Yeah, the Old Masters are great and all, but to me, that’s what art is about. Anyway, he seems to be having the last laugh, retweeting and reposting haters on his Twitter. Richard, do what you want.

Emma Hope Allwood, Fashion Features Writer

AGAINST

Appropriation is one thing. Israeli artist Omer Fast did it brilliantly, piecing together news broadcasts in “CNN Concatenated”. British artist Christian Marclay stitched together clips of popular films for a 24-hour timepiece entitled “The Clock”. He won the Golden Lion at the Venice Biennale. What Prince is doing is nihilistic and very different – he’s taking normal people's photos, not those belonging to massive institutions or studios, and using them for his own, not particularly clever, artwork.

Is what Richard Prince doing legal?
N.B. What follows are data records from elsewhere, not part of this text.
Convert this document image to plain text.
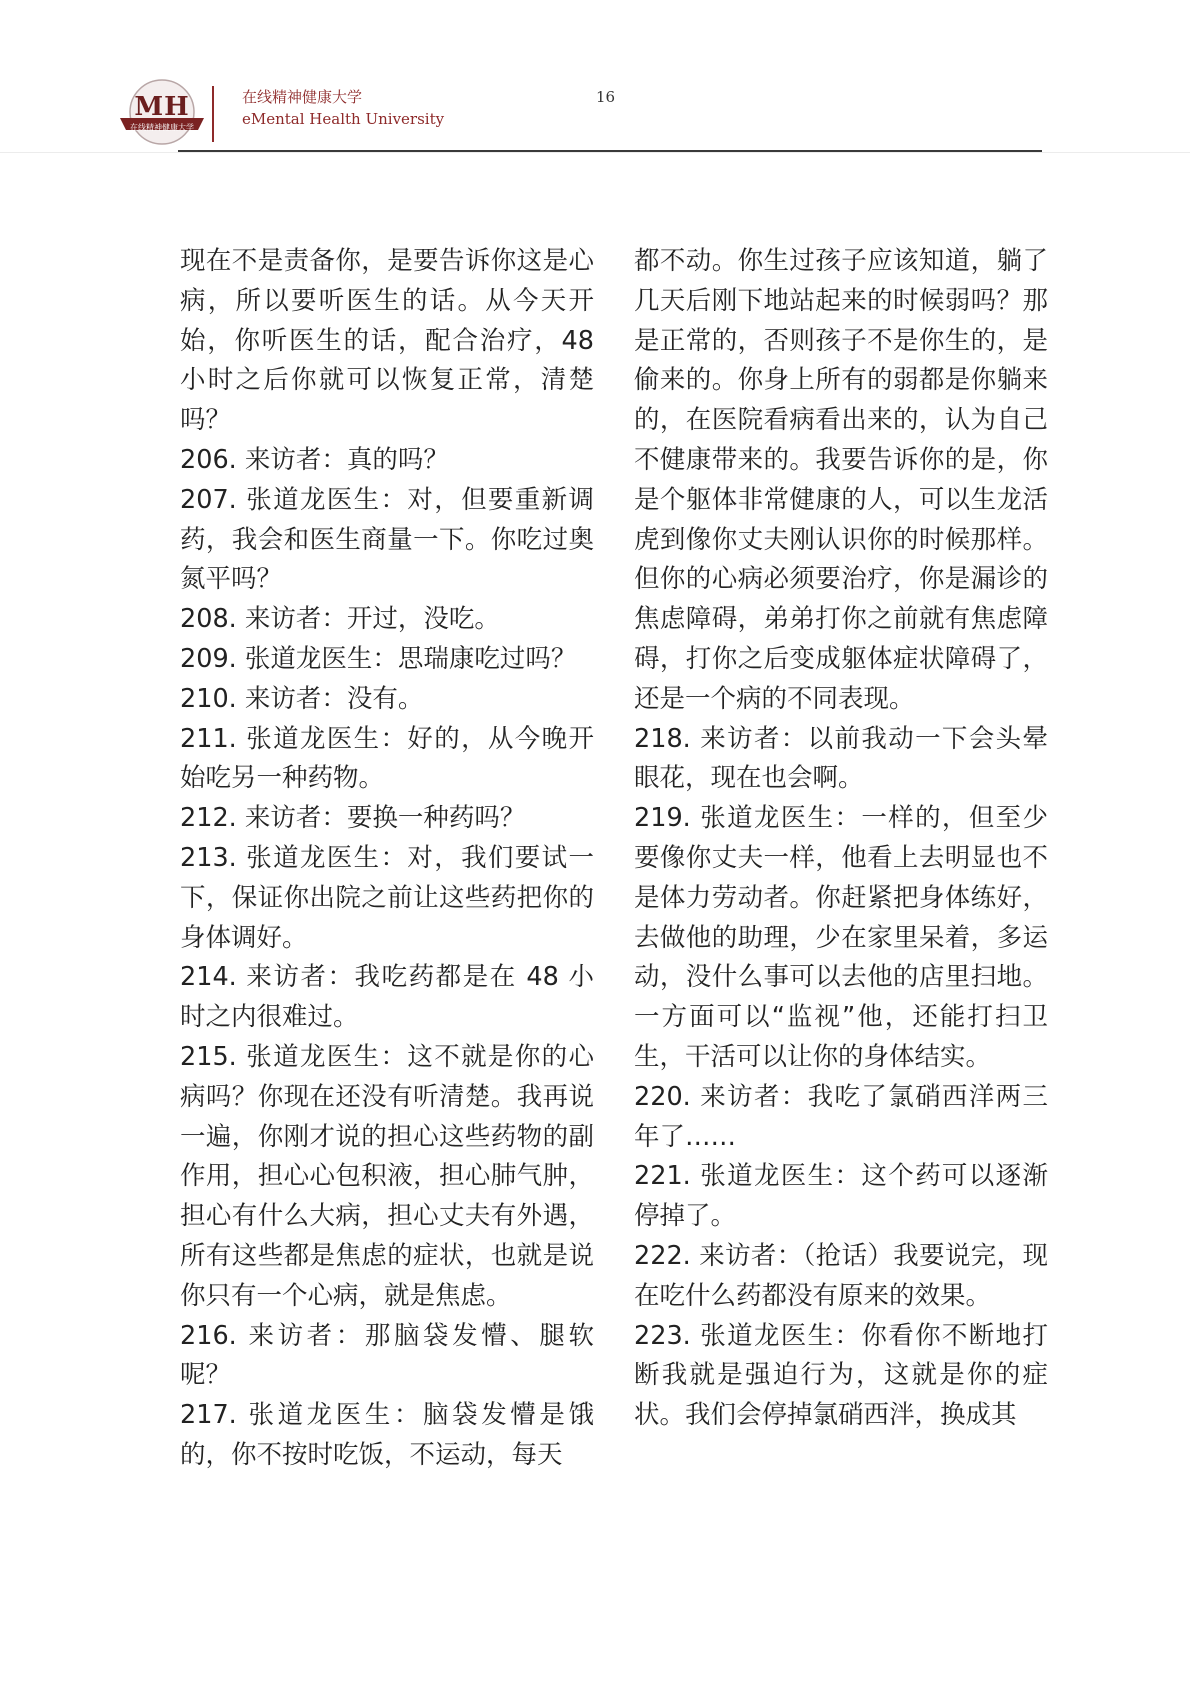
MH
在线精神健康大学
在线精神健康大学
eMental Health University
16

现在不是责备你，是要告诉你这是心病，所以要听医生的话。从今天开始，你听医生的话，配合治疗，48 小时之后你就可以恢复正常，清楚吗？

206. 来访者：真的吗？

207. 张道龙医生：对，但要重新调药，我会和医生商量一下。你吃过奥氮平吗？

208. 来访者：开过，没吃。

209. 张道龙医生：思瑞康吃过吗？

210. 来访者：没有。

211. 张道龙医生：好的，从今晚开始吃另一种药物。

212. 来访者：要换一种药吗？

213. 张道龙医生：对，我们要试一下，保证你出院之前让这些药把你的身体调好。

214. 来访者：我吃药都是在 48 小时之内很难过。

215. 张道龙医生：这不就是你的心病吗？你现在还没有听清楚。我再说一遍，你刚才说的担心这些药物的副作用，担心心包积液，担心肺气肿，担心有什么大病，担心丈夫有外遇，所有这些都是焦虑的症状，也就是说你只有一个心病，就是焦虑。

216. 来访者：那脑袋发懵、腿软呢？

217. 张道龙医生：脑袋发懵是饿的，你不按时吃饭，不运动，每天

都不动。你生过孩子应该知道，躺了几天后刚下地站起来的时候弱吗？那是正常的，否则孩子不是你生的，是偷来的。你身上所有的弱都是你躺来的，在医院看病看出来的，认为自己不健康带来的。我要告诉你的是，你是个躯体非常健康的人，可以生龙活虎到像你丈夫刚认识你的时候那样。但你的心病必须要治疗，你是漏诊的焦虑障碍，弟弟打你之前就有焦虑障碍，打你之后变成躯体症状障碍了，还是一个病的不同表现。

218. 来访者：以前我动一下会头晕眼花，现在也会啊。

219. 张道龙医生：一样的，但至少要像你丈夫一样，他看上去明显也不是体力劳动者。你赶紧把身体练好，去做他的助理，少在家里呆着，多运动，没什么事可以去他的店里扫地。一方面可以“监视”他，还能打扫卫生，干活可以让你的身体结实。

220. 来访者：我吃了氯硝西洋两三年了……

221. 张道龙医生：这个药可以逐渐停掉了。

222. 来访者：（抢话）我要说完，现在吃什么药都没有原来的效果。

223. 张道龙医生：你看你不断地打断我就是强迫行为，这就是你的症状。我们会停掉氯硝西泮，换成其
Technically speaking, yes. The legalese for appropriation falls under Fair Use. Basically, if you tweak something just enough, it can become something completely original. That’s why there are so many bad remixes of “Drunk in Love” stumbling around the internet. Richard Prince landed himself in hot water for doing something similar in 2013, where he swiped images from a photo book documenting photographer Patrick Cariou's time in Jamaica with Rastafarians, titled Yes Rasta. In this case, Prince adds creepy uncle comments to the Instagram photos, making them entirely “original” (sample on an image of a girl in a white swimsuit, nipples perked: "Nice. Let's hook up next week. Lunch, Smiles R.”) To think about it in a fashion context, perhaps what he’s doing isn’t so different from Urban Outfitters ripping off a tiny artist’s design without permission, whacking on a massive price tag and selling it to the masses.

The absolute worst part about this art is not that this millionaire artist is raking it in, nor that the true owners of the photos he’s appropriated don’t get a share of the profits. That sucks, obviously, as that selfie probably took some time to perfect. The worst part are that his tweaks to these images are lazy. It’s like a student who pulled an all-nighter on his art project, or the birth of yet another “Drunk in Love” remix that the world doesn't need.